Published in Graphics

Nvidia wins market share from AMD

by on25 February 2015


Year of shrinking

It would appear that the world is rushing to Nvidia to buy its latest GPU at the expense of AMD.

Not me of course, I have never owned an Nvidia GPU, but according to Jon Peddie Research, I am in and ever shrinking minority.

According to the data, NVIDIA and AMD each took dramatic swings from Q4 of 2013 to Q4 of 2014 with Nvidia increasing its market share over AMD by 20 per cent and AMD's market share has dropped from 35 per cent at the end of 2013 to just 24 per cent at the end of 2014.

Meanwhile, Nvidia has gone from 64.9 per cent at the end of 2013 to 76 per cent at the end of 2014.

The report JPR's AIB Report looks at computer add-in graphics boards, which carry discrete graphics for desktop PCs, workstations, servers, and other devices such as scientific instruments.

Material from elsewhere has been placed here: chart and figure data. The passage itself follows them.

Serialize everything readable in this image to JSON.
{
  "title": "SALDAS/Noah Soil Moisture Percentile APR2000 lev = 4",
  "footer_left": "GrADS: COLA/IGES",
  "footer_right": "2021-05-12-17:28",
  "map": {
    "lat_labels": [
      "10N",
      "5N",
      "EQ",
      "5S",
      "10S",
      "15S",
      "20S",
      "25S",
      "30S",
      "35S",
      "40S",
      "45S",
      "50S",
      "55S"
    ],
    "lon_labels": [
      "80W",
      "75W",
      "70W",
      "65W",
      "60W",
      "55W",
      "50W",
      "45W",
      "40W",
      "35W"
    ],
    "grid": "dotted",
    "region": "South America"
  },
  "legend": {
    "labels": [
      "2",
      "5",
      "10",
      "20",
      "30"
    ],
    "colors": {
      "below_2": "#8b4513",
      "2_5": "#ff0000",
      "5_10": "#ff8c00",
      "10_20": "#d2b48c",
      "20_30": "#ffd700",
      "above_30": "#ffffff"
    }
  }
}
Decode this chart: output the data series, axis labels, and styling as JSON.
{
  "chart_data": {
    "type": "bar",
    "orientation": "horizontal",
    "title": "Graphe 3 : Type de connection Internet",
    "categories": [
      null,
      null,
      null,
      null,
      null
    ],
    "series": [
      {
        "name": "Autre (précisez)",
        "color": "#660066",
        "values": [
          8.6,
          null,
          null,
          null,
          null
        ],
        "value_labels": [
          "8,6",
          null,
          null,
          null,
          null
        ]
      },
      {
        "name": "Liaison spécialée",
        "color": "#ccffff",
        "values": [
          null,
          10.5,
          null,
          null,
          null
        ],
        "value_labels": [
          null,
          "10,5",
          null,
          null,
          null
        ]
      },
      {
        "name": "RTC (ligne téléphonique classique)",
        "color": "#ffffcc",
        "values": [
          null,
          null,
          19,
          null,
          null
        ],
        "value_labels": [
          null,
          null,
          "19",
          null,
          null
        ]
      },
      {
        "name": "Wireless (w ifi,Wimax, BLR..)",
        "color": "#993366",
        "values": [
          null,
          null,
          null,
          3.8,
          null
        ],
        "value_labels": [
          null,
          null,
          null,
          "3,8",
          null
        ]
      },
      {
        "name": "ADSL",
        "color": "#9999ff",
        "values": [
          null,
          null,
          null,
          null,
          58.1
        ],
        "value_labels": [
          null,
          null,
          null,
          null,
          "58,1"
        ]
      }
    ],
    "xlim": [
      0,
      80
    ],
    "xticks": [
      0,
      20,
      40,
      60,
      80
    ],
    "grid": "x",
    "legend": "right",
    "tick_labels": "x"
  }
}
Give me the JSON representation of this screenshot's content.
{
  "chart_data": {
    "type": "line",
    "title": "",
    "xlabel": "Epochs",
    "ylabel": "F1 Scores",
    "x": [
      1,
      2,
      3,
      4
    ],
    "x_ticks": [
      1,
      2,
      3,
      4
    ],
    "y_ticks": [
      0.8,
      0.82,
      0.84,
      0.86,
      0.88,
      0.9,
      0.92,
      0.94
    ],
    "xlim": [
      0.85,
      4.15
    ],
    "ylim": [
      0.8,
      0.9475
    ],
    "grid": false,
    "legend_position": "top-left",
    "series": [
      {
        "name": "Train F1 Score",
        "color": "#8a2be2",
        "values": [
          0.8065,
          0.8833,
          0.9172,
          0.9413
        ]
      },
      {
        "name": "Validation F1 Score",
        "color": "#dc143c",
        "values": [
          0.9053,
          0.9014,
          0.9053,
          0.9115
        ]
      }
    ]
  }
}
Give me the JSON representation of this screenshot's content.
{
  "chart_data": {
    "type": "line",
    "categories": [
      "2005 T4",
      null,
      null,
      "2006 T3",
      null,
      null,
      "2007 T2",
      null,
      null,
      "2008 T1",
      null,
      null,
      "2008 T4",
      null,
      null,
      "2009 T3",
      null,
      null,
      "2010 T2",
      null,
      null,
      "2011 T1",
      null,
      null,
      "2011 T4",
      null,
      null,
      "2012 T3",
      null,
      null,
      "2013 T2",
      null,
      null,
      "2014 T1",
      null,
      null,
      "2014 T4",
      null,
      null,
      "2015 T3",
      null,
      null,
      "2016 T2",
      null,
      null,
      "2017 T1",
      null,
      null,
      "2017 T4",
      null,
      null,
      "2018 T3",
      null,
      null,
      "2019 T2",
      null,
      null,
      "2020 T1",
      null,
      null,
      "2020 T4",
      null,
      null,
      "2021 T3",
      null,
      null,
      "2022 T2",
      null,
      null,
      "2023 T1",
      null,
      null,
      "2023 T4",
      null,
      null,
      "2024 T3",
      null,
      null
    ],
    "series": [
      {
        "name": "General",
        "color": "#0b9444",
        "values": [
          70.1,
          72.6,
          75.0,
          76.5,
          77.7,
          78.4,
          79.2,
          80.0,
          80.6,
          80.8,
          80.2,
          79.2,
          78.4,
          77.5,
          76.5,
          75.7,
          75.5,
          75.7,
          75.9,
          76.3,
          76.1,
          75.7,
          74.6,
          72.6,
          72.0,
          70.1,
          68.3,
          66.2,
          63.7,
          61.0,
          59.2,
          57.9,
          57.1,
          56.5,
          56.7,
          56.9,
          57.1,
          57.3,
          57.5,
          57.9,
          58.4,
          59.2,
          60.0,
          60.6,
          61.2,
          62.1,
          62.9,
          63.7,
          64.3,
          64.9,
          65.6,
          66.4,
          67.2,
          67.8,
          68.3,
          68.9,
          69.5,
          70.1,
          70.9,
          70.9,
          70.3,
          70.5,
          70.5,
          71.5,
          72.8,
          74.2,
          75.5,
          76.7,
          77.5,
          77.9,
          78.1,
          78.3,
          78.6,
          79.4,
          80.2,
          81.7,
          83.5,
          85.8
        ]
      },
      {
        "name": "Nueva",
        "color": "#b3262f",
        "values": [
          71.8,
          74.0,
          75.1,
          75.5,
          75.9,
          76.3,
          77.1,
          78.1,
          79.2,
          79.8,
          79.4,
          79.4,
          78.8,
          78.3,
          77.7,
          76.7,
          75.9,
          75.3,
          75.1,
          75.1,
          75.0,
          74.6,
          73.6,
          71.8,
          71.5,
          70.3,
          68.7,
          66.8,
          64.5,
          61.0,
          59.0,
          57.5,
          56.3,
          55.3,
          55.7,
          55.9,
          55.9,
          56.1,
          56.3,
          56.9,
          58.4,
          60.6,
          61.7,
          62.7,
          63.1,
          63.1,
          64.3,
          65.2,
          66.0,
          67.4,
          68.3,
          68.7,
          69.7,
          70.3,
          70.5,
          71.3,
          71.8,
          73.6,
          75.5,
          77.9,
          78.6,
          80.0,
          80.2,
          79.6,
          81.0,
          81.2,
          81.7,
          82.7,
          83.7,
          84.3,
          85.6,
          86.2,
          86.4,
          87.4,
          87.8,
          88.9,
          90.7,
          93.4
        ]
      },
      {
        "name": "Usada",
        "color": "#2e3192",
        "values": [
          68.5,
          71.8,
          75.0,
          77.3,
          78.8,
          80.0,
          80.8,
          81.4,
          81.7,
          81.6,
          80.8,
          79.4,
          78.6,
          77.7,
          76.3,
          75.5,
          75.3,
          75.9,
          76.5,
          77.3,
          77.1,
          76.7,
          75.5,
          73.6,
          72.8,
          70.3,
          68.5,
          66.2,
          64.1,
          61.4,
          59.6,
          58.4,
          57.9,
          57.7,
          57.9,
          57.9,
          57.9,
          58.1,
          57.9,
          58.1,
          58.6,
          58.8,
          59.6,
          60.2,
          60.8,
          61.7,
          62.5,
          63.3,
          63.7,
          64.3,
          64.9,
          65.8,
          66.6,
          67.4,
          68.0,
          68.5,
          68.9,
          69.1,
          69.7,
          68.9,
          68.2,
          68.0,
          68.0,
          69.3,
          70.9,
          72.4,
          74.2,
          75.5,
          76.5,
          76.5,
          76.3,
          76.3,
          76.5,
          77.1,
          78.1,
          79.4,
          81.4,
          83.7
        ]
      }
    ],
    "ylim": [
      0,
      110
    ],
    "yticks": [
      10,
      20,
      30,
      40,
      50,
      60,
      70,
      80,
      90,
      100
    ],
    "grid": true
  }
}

In all cases, AIBs represent the higher end of the graphics industry using discrete chips and private high-speed memory, as compared to the integrated GPUs in CPUs that share slower system memory.

On a year-to-year basis, total AIB shipments during the quarter fell by 17.52 per cent , which is more than desktop PCs, which fell by 0.72 percent .

However, in spite of the overall decline, somewhat due to tablets and embedded graphics, the PC gaming momentum continues to build and is the bright spot in the AIB market.

The overall PC desktop market increased quarter-to-quarter including double-attach-the adding of a second (or third) AIB to a system with integrated processor graphics-and to a lesser extent, dual AIBs in performance desktop machines using either AMD's Crossfire or Nvidia's SLI technology.

The attach rate of AIBs to desktop PCs declined from a high of 63 per cent in Q1 2008 to 36 per cent this quarter.

So in other words It is also clear that the Radeon R9 285 release didn't have the impact AMD had hoped and NVIDIA's Maxwell GPUs, the GeForce GTX 750 Ti, GTX 970 and GTX 980 have impacted the market even more than expected.

This is ironic because the GTX 970 has been getting a lot of negative press with the memory issue and AMD makes some good gear, has better pricing and a team of PR and marketing folks that are talented and aggressive.